The Langfuse dashboard shows:

Traces

Every LLM interaction with full context:

  • Input prompt
  • Output completion
  • Latency breakdown
  • Token counts
  • Model used
  • User ID (for per-user analytics)

Metrics

  • P50/P95/P99 latency by model
  • Token usage over time
  • Cost tracking (for paid APIs)
  • Error rates and types

Prompt Management

I can version prompts in Langfuse and A/B test different versions without code changes.

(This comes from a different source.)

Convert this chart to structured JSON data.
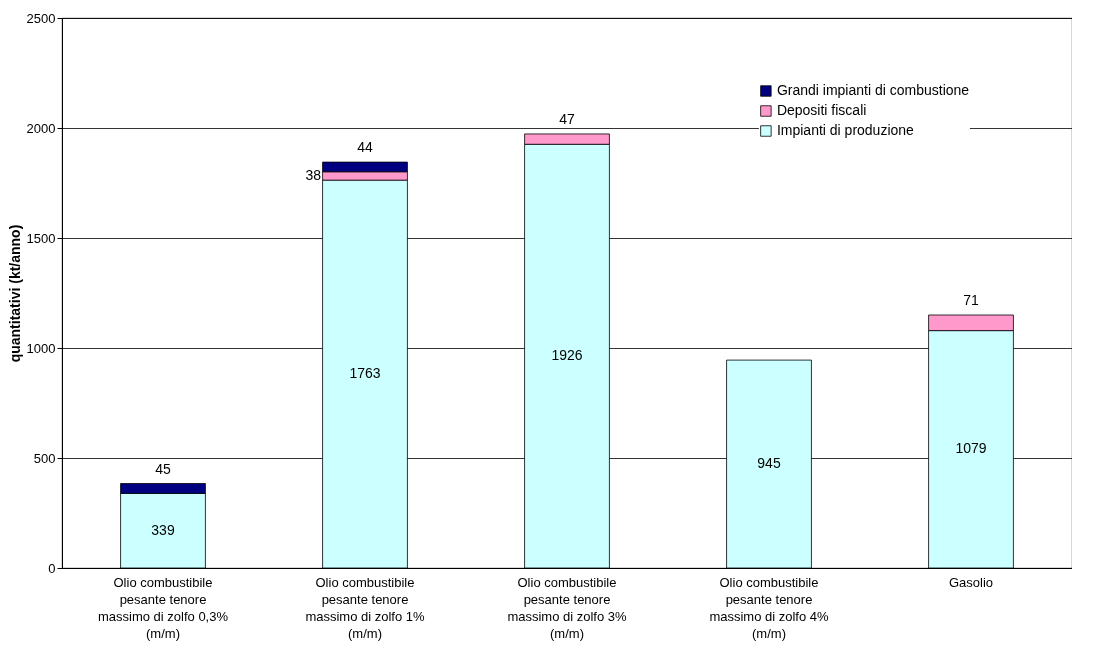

Integration with Dashboard

I added a Langfuse link to my portfolio dashboard's monitoring menu:

const monitoringLinks = [
  { name: 'Grafana', url: 'https://grafana.el-jefe.me' },
  { name: 'Prometheus', url: 'https://prometheus.el-jefe.me' },
  { name: 'Langfuse', url: 'https://langfuse.el-jefe.me' },  // New!
];

Sample Insights

After a week of data:

Metric Value
Total traces 1,247
Avg latency (Ollama local) 2.3s
Avg latency (GPT-4o-mini) 0.8s
Total tokens (local) 892K
Total tokens (OpenAI) 124K
Est. OpenAI cost $0.18

The local Ollama inference is slower but free. For user-facing features where speed matters, I fall back to GPT-4o-mini.

Lessons Learned

  1. Instrument early - Adding tracing retroactively is tedious
  2. Include user context - Per-user analytics help identify abuse
  3. Set up cost alerts - Easy to accidentally burn through API credits
  4. Use async flush - Don't block requests waiting for Langfuse

Documenting the evolution of my homelab infrastructure.